AI Deconstructs Traits Unlike Human Intuition
Both AI and humans prioritize competence, honesty, and good intentions in judgments. “That’s the good news,” stated Prof. Yaniv Dover. “AI does not make random decisions. It captures real elements of human evaluations.”
Humans blend traits into holistic impressions, but AI dissects them into distinct categories like competence, integrity, and kindness, resembling spreadsheet columns.
“Study participants judged others in messy, holistic ways,” explained Valeria Lerman. “AI operates cleaner and more systematically, leading to divergent results.”
These patterns persist even when all other person details match.

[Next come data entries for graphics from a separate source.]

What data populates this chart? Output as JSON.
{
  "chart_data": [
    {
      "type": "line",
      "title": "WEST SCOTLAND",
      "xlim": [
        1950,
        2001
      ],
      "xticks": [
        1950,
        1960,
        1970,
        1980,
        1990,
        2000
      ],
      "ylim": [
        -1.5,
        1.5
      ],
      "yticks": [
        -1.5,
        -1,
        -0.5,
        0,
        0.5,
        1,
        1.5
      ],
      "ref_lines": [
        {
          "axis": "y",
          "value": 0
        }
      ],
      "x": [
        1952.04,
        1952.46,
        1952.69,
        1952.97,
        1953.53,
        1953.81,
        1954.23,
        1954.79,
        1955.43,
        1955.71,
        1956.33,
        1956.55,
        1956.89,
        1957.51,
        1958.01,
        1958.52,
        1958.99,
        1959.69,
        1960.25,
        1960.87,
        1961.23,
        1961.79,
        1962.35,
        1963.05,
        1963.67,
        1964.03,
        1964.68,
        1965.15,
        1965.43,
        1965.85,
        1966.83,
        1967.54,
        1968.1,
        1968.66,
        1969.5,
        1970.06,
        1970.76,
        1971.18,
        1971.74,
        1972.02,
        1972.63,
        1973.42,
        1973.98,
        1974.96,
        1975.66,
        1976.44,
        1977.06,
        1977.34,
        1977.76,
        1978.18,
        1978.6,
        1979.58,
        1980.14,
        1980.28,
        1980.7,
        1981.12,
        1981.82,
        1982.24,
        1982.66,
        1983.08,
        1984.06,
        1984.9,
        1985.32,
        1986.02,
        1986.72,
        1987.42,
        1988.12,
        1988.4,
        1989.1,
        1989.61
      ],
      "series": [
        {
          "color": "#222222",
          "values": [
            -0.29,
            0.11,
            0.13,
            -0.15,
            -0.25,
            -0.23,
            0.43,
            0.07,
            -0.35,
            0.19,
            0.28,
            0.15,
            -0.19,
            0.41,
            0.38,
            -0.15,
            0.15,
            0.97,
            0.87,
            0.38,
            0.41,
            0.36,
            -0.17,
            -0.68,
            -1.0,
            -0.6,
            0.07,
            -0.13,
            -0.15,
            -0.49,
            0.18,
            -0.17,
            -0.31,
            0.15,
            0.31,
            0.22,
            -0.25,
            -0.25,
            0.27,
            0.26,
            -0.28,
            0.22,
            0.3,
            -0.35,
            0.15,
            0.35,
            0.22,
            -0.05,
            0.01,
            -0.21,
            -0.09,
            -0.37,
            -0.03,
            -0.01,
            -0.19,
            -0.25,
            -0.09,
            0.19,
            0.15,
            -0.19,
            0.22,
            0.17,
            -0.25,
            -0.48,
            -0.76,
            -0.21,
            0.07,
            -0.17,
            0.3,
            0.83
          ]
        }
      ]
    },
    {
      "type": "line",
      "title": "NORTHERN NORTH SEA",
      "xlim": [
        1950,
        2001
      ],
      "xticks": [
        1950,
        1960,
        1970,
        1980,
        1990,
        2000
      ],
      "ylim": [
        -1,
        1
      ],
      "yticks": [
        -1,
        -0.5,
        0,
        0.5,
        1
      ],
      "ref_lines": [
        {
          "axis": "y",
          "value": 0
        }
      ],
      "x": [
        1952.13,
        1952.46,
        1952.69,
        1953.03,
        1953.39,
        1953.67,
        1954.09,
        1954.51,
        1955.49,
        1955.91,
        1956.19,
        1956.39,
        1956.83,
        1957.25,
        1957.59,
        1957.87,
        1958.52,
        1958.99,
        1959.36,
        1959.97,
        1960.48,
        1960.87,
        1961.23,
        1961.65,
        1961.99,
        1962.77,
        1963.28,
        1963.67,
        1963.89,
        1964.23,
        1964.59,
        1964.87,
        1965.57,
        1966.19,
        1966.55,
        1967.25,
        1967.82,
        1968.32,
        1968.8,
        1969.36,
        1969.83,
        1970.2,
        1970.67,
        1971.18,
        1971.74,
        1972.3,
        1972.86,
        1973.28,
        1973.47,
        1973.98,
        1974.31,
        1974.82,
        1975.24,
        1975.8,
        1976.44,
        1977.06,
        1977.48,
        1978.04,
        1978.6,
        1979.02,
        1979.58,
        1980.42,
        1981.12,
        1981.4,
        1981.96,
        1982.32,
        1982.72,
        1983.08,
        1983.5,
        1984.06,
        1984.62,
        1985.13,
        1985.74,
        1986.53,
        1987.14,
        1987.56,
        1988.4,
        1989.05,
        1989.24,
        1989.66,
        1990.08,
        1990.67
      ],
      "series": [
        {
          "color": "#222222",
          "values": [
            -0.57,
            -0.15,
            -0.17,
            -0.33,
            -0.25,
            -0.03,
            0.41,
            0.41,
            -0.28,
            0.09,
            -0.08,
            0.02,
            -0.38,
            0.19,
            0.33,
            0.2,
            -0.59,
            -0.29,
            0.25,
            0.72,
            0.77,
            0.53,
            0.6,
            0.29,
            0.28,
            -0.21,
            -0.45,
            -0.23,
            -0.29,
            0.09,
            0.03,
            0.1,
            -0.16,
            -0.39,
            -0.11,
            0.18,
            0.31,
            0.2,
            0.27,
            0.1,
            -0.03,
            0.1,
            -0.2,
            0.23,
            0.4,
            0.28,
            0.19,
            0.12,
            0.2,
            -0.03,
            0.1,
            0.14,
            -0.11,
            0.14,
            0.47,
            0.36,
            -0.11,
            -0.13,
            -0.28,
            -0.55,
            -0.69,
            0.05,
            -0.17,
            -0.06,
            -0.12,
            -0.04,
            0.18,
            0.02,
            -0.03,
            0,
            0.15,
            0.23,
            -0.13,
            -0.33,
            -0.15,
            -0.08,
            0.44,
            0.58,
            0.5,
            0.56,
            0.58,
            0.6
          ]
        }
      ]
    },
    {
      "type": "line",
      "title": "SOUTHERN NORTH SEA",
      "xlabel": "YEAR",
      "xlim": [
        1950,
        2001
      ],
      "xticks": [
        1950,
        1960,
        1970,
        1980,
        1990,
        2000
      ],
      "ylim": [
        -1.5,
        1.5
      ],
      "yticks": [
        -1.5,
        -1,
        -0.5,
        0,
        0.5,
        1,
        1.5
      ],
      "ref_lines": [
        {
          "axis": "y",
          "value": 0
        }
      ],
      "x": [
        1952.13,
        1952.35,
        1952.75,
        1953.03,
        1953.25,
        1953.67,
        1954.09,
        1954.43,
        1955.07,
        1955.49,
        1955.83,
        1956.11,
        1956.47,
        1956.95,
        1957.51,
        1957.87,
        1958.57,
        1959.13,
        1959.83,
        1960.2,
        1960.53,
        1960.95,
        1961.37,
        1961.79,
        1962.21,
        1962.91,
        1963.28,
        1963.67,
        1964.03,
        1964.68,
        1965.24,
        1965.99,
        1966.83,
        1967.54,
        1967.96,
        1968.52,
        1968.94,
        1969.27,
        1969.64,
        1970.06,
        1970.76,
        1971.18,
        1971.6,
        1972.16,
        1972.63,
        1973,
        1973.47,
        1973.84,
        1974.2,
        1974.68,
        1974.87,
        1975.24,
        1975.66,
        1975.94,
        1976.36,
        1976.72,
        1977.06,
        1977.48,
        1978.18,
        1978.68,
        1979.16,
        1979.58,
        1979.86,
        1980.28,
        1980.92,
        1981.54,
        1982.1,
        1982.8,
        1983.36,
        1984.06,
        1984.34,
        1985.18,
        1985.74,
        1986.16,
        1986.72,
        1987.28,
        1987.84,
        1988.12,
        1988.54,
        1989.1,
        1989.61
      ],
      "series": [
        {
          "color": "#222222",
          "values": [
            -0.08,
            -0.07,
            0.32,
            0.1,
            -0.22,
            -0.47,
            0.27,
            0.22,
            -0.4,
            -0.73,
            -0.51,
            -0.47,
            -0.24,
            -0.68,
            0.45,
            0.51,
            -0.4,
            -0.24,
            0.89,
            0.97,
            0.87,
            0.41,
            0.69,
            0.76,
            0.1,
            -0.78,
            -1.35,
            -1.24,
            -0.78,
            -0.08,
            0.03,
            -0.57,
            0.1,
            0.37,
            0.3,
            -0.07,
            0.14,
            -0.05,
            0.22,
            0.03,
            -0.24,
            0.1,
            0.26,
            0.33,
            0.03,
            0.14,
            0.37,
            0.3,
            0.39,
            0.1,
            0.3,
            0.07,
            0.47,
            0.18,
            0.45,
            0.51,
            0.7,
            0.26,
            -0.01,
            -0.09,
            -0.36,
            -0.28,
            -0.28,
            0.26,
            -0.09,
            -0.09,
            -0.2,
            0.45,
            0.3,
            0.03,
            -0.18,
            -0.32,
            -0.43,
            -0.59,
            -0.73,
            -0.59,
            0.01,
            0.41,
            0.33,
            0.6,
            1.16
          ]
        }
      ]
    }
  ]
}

Systematic and Predictable AI Biases
AI exhibits biases that are more consistent, foreseeable, and occasionally stronger than human ones. In financial tasks, demographics such as age, religion, and gender consistently swayed outcomes.
“Humans carry biases, of course,” noted Prof. Dover. “But AI biases surprise by being more systematic, predictable, and intense at times.”
No uniform “AI view” exists; various models deliver differing assessments of the same person, underscoring model choice’s influence.
“The selected model truly impacts results,” Lerman pointed out.
Real-World Risks and Calls for Awareness
Large language models now screen job applicants, gauge creditworthiness, suggest medical treatments, and shape business choices. Their rigid approach may embed harder-to-spot biases.
“These systems hold power,” Dover emphasized. “They replicate human reasoning consistently, but remain non-human. Do not presume they perceive people as we do.”
As AI shifts from support to decision-making, grasping its judgment process proves essential. Researchers advocate vigilance over avoidance.